Schools and TAFE colleges will suffer if more education department jobs are cut in next week's state budget, a key public sector union has warned.
The Community and Public Sector Union believes fewer department administrators will mean a drop in their productivity savings and this failure will have a detrimental effect on teachers and students.
It claims a reduction to the number of administrators in the budget on May 2 would affect the services and advice provided to schools and teachers in such areas as budgeting, curriculum and student assessment.
Under the 1.5per cent annual productivity savings policy introduced by the Kennett administration and adopted by the Bracks Government, the Department of Education, Employment and Training is required to cut $20million a year.
This is on top of the $10million the department has to cut annually
from its consumables
budget.
But the union fears the government is now planning an extra $15million of cuts to the education public service in next week's budget.
A report by the RMIT-affiliated Union Research Centre for Organisation Technology, commissioned by the union, warns that any additional cuts will have a serious impact on the ability of schools and TAFEs to operate. The union plans to use the report in its battle to win more resources for public education.
The report says that while funding for school and TAFE programs has increased since the Bracks Government took office last year, departmental cuts are continuing.
The cuts are targeted at the essential administrative
infrastructure on which the effectiveness of the education system
depends,
the Education: Time to Rebuild, Not to Cut report says.
No rationale has been provided for these cuts. They are being
hastily implemented and are ill-conceived.
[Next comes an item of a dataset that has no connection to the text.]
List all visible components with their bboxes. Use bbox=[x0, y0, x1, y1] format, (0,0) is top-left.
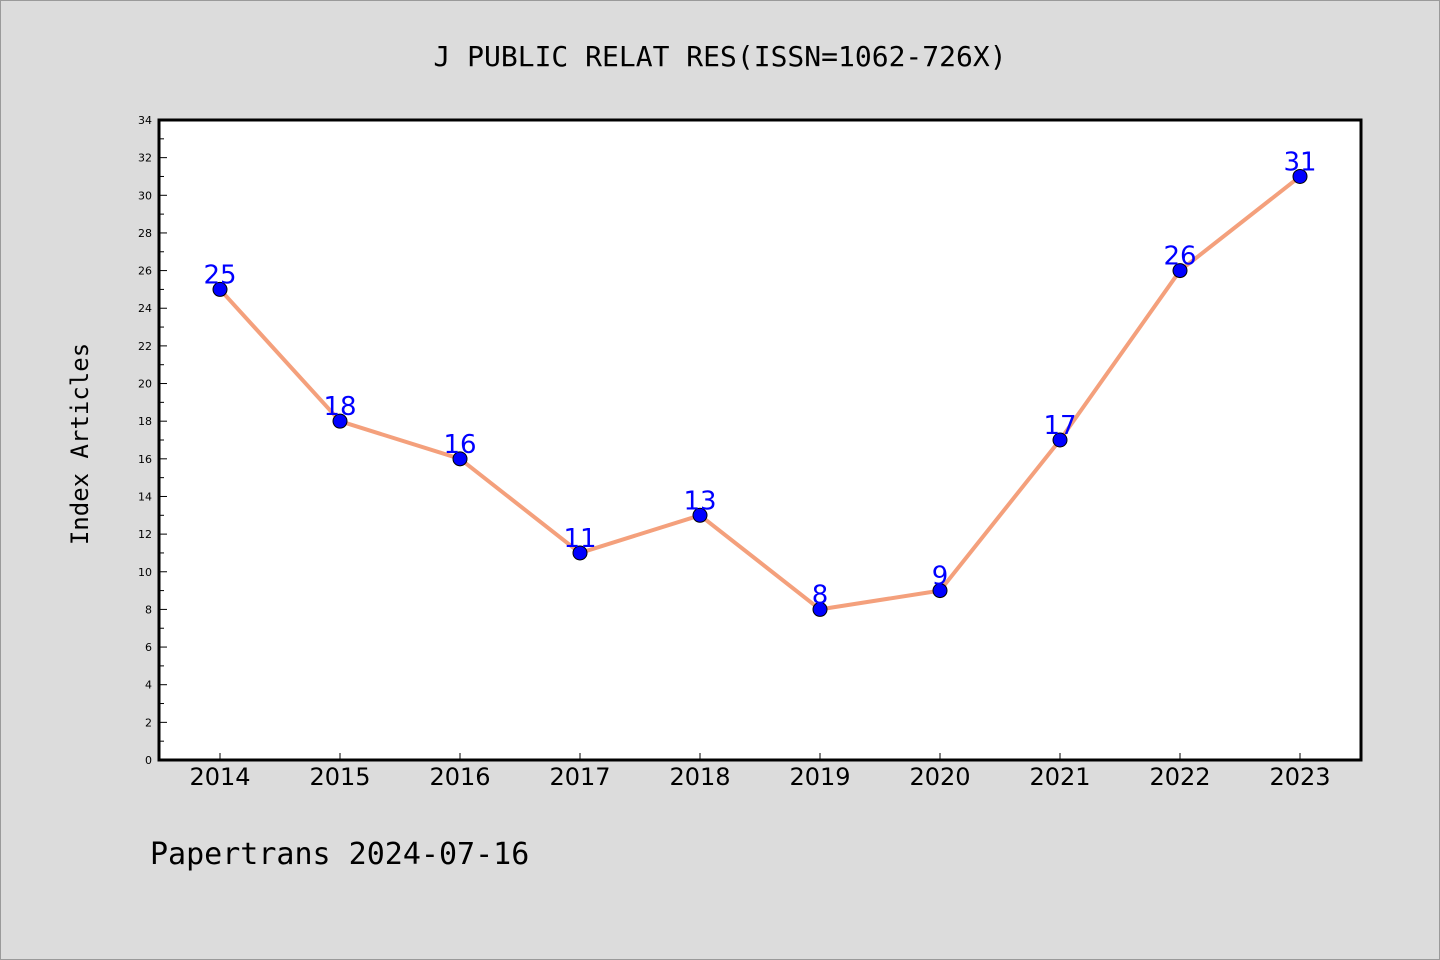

They will have a negative
effect on the way in which the department fulfils its statutory
obligations and provides services to ministers, to schools and TAFE
institutes.
The cuts have meant that department resources have been relocated or transferred, outsourced or contracted out and policy advice outsourced via consultancies.
Improvements to the whole public education system cannot be
achieved by providing additional classroom teachers on the one hand
and, on the other, further dismantling the infrastructure on which
schools and TAFE depend,
the report says.
The scale of the cuts inflicted by the Kennett government on the
education system ... means there is little capacity to make further
cuts.
A spokesman for Education Minister Mary Delahunty could not be contacted for comment.